Use-Case - Scrape Site with Login

wiredbrother · June 9, 2020, 3:20am

Hello!

First wanted to say I have followed the n8n project for quite some time now and have always wanted to play around with it. Finally got around to doing it and I love it!

So the subject line says it all, is it possible to scrape a website that requires a login?

What I would like to do:

Scrape my works website behind my account to get my eschedule.
Organize that data into a google sheet
Add the events to a google calendar
Alert me when it happens, when it is done and report what was added.

Now I know the last 3 are 100% easy peasy lemon squeezy but the first has me stumbled. I know I can use HTTP Requests to probably send the login information and then scrape the site (once logged in and holding the proper cookies) to get the schedule (still trying to learn how to even do that )… but would it be easier with something that acts like the Selenium project?

Integrating something like this could (if I’m not mistaken ?) enable web scraping on almost every web page?

Fruit for thought! Again love the project! Thank you all for the hard work!
-wired

Tephlon · June 9, 2020, 3:55am

Hey @wiredbrother,

This is one of those situations where I believe that n8n would be better used to connect to a service and control it rather than natively giving it the ability. There are some great web NodeJS based libraries that do this really well and could probably be integrated into n8n but I believe it would be a lot of work for a specific use case.

If you were to build a Jauntium or similar web scraping system which supports and API, then a node to control that server could then be created around the API. The creation of that node would probably be a lot easier than trying to create a whole new scraping system or even integrating a NodeJS scraping library.

wiredbrother · June 9, 2020, 4:04am

Thank you for the response @Tephlon!

Sadly, I don’t have enough coding knowledge as of yet to code anything into n8n

Is there any way to accomplish the scraping of data (with a login form) with what n8n has currently?

Tephlon · June 9, 2020, 4:35am

Depending on what your business uses for a website, it might be possible to use the HTML Extract to pull the data from the website. The key would be if you could create an authenticated session to the website and then use that same session with n8n. That way, it would not have to log in.

But, that would be a shot in the dark.

The other thing you could do is take a look at whether or not your website provider has an API which it supports. A lot web based collaboration software has an API which you could potentially use the HTTP Request not to connect to the API and pull in your calendar.

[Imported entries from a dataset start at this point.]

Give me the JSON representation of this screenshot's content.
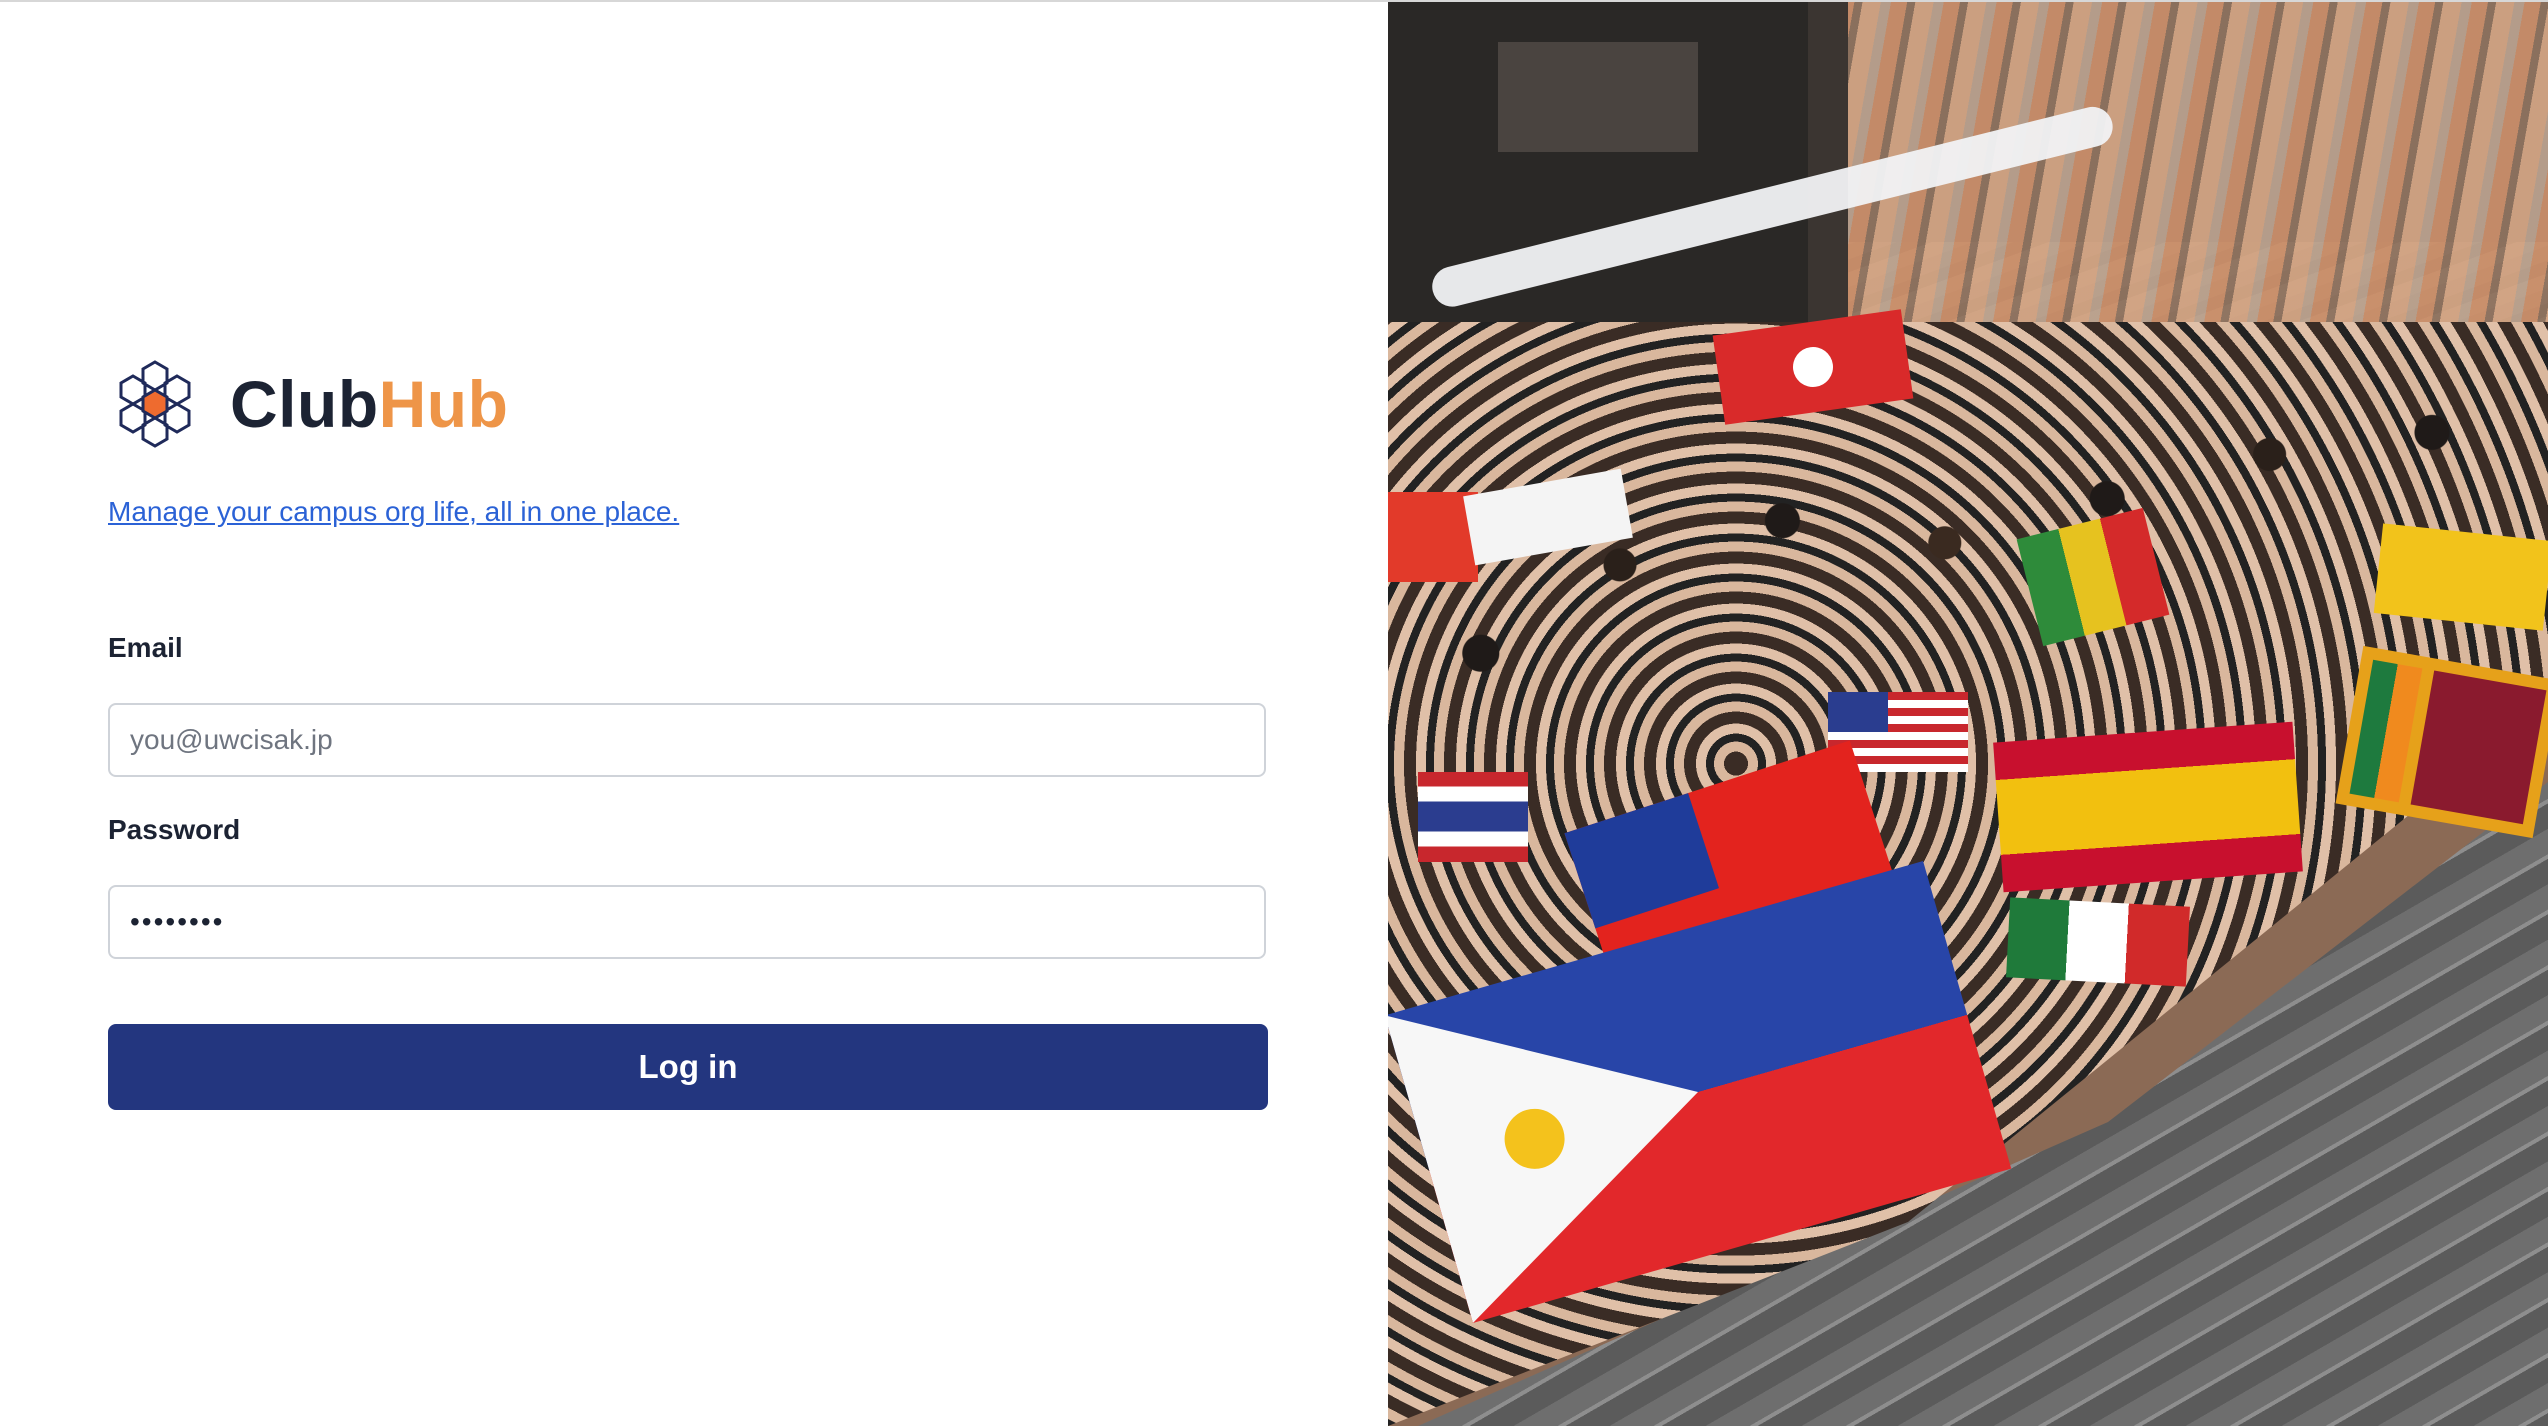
{
  "brand": {
    "name_part1": "Club",
    "name_part2": "Hub",
    "logo_icon": "hexagon-cluster-icon",
    "colors": {
      "primary": "#1c2333",
      "accent": "#ee9548"
    }
  },
  "tagline": "Manage your campus org life, all in one place.",
  "form": {
    "email": {
      "label": "Email",
      "placeholder": "you@uwcisak.jp",
      "value": ""
    },
    "password": {
      "label": "Password",
      "value": "••••••••"
    },
    "submit_label": "Log in",
    "submit_color": "#23367f"
  },
  "hero_image": {
    "icon": "campus-crowd-with-flags-photo"
  }
}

wiredbrother · June 9, 2020, 5:00am

You are correct. The authenticated session would work after playing around with it in Chrome but the “browsers” would need to have identical everything in order to even come close to working.

The website does have an API but it is closed to very specific people. This is why a universal method of faking being a human using Jauntium or Selenium and logging in could be very useful as it doesn’t just work for one website but a large majority of sites.

Allowing HTML scraping of virtually anything at ease, not just public pages.

It would be useful, just not sure how to implement something like that.

chris · June 9, 2020, 9:27am

Hi wiredbrother,
the login with a form is usually done with a POST request. Then the response usually sets a cookie on the client for authentication and authorization (may be not needed) as well as redirects to another page after the login. Then you may need to go to another page where you find the info you like to scrape, keeping the cookie in place.

Webscraping is not easy.

All these things are different from site to site. There are specialized frameworks in many languages that handle all the intricacies. You could get started with apify.com for the free plan - it would allow you to update your site 10 times / month. After it get’s a bit expensive but at least you know that it’s working and you learned how to build a scraper without the infrastructure challenges.

If you have many sites that you like to extract data from like this and they don’t have an API a paid apify subscription might become feasible.

jan · June 9, 2020, 10:13am

Yes, agree with everything with what has been said
Building something like that directly in n8n would for sure be possible but also probably out of scope. Using an existing external service like apify.com which is specifically built to handle those cases and then simply use their API via an HTTP Request node (and at some point build a custom integration to their service) would be the best bet right now.

Tephlon · June 9, 2020, 1:56pm

Looks like I will have to add another project to my ever growing list!